Former Westchester HS Track Superstar Alleges Emotional, Physical Abuse By Nike Coach

Nike is launching an investigation after a former Hudson Valley high school track and field superstar alleged that Nike coach Alberto Salazar led an “emotionally and physically abusive system.”

Bronxville High School graduate Mary Cain is speaking out against an "emotionally and physically abuse system" at Nike.
Bronxville High School graduate Mary Cain is speaking out against an "emotionally and physically abuse system" at Nike. Photo Credit: Mary Cain/Twitter

Nike launched an “immediate investigation” into allegations from Bronxville High School graduate Mary Cain, who joined Nike and the running group, the Oregon Project, which was shut down last month amid a doping scandal that led to a four-year ban for Salazar.

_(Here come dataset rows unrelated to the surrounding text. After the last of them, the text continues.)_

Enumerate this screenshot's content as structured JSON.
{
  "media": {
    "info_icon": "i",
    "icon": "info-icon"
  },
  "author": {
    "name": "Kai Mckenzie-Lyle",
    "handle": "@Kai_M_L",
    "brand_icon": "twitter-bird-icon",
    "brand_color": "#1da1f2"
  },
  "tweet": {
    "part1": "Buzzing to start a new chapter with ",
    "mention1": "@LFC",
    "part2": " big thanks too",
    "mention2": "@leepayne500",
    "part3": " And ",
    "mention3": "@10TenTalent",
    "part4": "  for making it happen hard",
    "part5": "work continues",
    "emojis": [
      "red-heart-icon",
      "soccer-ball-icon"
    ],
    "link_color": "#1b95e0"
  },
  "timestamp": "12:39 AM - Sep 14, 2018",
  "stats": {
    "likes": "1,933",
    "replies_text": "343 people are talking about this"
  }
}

In a New York Times article and video released on Thursday, Nov. 7, Cain alleged that Salazar and his team pushed her to lose weight through under-eating, birth control pills, diuretics, and other nefarious means. Salazar allegedly told Cain that she needed to be 114 pounds and publicly shamed her if she failed to cut weight.

According to the report, Cain, now 23, lost her period for years, broke multiple bones and began cutting herself.

Nike found itself in hot water with its response to the allegations, calling it “deeply troubling,” before continuing to state that “the allegations have not been raised by Mary or her parents before.

“Mary was seeking to rejoin the Oregon Project and Alberto’s team as recently as April of this year, and had not raised these concerns as part of that process.”

Salazar issued a similar statement denying the allegations and noting that no protestations were brought up by Cain or her family, though Cain’s former Nike teammates spoke out and confirmed her account on social media.

On social media on Friday, Nov. 8, Cain, a finalist at the 2013 World Championship and World Junior 3K champion, issued a statement following the release of the Times article and Nike’s statement regarding her claims.

“I’m not afraid anymore. As recently as this summer, I still thought: ‘maybe if I rejoin the team, it’ll go back to how it was.’ But we all come to face our demons in some way. For me, that was seeing my old team this last spring,” she said. “I wanted closure, wanted an apology for never helping me when I was cutting, and in my own, sad, never-fully healed heart, wanted Alberto to still take me back. I still loved him. Because when we let people emotionally break us, we crave more than anything their very approval.

“So when he opened up about his struggles... I felt maybe we were going somewhere. I was cognizant that he pushed my own story of depression and my attempts to purge aside, but I thought his opening up could be a first step. But it wasn’t. We quickly fell out of touch this summer, and that made the rose color glasses finally fall off. He didn’t care about me as a person; only as the product, the performer, the athlete. Then, after the USADA report dropped, I felt this quick and sudden sense of release.

“No more wanting them to like me. No more needing their approval. I could finally look at the facts, read others' stories, and face: THIS SYSTEM WAS NOT OK. I stand before you today because I am strong enough, wise enough, and brave enough. Please stand with me.”